À ces difficultés de l’enquête se joignent celles de l’interprétation. Notre état intellectuel, moral, social, religieux, est tellement différent de celui des sauvages que nous avons la plus grande peine à entrer dans leur esprit. Voyageurs et missionnaires les abordent avec des idées préconçues, et courent risque de les voir plus ou moins dégradés qu’ils ne sont. En outre il leur arrive de généraliser trop vite et de conclure sans précaution de quelques individus à toute une race. De là sur les mêmes peuplades des renseignemens souvent contradictoires.

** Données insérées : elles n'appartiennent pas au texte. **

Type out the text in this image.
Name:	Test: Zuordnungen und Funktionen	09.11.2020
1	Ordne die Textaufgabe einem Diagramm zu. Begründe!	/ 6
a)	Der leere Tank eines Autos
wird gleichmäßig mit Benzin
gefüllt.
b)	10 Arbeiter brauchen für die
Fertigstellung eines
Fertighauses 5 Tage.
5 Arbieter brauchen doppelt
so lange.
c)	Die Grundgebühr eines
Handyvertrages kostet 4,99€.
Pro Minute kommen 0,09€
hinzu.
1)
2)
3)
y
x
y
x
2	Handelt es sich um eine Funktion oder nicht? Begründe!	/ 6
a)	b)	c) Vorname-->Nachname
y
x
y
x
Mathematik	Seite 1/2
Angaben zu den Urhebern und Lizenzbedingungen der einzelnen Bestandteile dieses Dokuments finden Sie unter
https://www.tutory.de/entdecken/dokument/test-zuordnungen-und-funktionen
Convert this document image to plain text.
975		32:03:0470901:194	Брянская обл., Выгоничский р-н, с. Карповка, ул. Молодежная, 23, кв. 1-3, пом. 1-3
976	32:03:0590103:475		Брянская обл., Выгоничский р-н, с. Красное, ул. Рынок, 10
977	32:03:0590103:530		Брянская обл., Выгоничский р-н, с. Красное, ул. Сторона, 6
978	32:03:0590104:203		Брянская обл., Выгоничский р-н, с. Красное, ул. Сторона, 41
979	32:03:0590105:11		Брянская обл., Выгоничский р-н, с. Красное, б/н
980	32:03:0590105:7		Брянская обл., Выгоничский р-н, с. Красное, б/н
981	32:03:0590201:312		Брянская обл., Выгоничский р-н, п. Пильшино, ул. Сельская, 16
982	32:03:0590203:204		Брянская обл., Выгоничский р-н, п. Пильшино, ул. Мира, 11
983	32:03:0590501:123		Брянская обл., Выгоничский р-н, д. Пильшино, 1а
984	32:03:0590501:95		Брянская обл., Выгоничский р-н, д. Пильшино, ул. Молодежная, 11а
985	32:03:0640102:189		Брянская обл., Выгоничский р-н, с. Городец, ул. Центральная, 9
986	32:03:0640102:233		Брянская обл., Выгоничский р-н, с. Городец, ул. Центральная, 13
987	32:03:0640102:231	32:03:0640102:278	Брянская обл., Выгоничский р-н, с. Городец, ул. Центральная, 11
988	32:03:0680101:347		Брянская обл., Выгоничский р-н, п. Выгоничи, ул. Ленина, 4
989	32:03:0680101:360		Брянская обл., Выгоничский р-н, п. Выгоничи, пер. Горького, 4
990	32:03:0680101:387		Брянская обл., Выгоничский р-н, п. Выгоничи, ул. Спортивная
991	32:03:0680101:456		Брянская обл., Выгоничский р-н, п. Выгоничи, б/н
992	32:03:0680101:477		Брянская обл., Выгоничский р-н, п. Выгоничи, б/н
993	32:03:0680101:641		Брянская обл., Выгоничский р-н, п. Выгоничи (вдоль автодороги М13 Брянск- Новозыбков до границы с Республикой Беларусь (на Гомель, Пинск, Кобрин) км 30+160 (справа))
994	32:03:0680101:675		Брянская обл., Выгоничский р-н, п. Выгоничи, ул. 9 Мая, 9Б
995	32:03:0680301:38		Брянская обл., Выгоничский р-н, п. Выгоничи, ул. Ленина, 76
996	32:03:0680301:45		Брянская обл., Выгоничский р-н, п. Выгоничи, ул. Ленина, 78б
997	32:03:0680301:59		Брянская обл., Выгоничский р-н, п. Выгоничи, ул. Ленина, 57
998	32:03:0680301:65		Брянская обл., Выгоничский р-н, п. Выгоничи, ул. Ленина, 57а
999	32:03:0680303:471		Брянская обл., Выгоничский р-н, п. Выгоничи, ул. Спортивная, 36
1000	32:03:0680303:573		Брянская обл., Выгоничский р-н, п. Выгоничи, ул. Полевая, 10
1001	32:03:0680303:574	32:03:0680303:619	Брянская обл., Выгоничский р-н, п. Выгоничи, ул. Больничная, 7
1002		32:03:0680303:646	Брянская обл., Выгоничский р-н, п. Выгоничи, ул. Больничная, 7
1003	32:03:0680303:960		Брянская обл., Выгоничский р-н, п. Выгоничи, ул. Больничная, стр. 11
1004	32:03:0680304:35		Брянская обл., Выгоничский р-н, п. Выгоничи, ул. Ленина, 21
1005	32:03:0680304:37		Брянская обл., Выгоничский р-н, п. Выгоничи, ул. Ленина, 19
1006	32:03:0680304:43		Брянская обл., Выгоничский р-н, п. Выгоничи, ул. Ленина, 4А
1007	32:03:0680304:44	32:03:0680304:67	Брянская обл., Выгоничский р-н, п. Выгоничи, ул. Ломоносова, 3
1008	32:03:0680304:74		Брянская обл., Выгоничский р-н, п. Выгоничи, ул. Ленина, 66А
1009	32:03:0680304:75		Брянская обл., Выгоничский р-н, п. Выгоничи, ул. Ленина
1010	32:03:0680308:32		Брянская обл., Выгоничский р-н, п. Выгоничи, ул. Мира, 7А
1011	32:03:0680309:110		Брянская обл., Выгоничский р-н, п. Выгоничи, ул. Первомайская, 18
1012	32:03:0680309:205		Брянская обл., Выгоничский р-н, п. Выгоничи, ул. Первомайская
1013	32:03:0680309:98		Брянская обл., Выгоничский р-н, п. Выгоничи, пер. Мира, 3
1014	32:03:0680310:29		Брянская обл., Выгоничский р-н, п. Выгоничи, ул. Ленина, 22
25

Admettons enfin que toutes ces causes d’erreur n’existent pas. Supposons que nous ayons aujourd’hui les élémens exacts, complets, authentiques, d’une psychologie des sauvages ; aurions-nous mis la main sur les vraies origines des idées et croyances fondamentales de l’humanité ? Pourrions-nous nous flatter de posséder une image à peu près fidèle, au point de vue moral et religieux, de l’homme primitif ? Nullement, car ici nous avons à compter avec une opinion qui porte le caractère de la probabilité la plus haute : c’est celle qui ne voit dans les sauvages actuels que les débris de races dégénérées. Cette hypothèse fut pour la première fois soutenue avec éclat par M. de Bonald, il l’appuyait principalement sur des argumens de l’ordre théologique. Vivement attaquée par les transformistes, dont la théorie exige impérieusement que l’homme primitif ait été aussi voisin que possible de la brute, elle a trouvé récemment d’habiles défenseurs chez les adversaires de M. Darwin et de son école. Au premier rang se sont placés en Angleterre l’archevêque Whately et le duc d’Argyll.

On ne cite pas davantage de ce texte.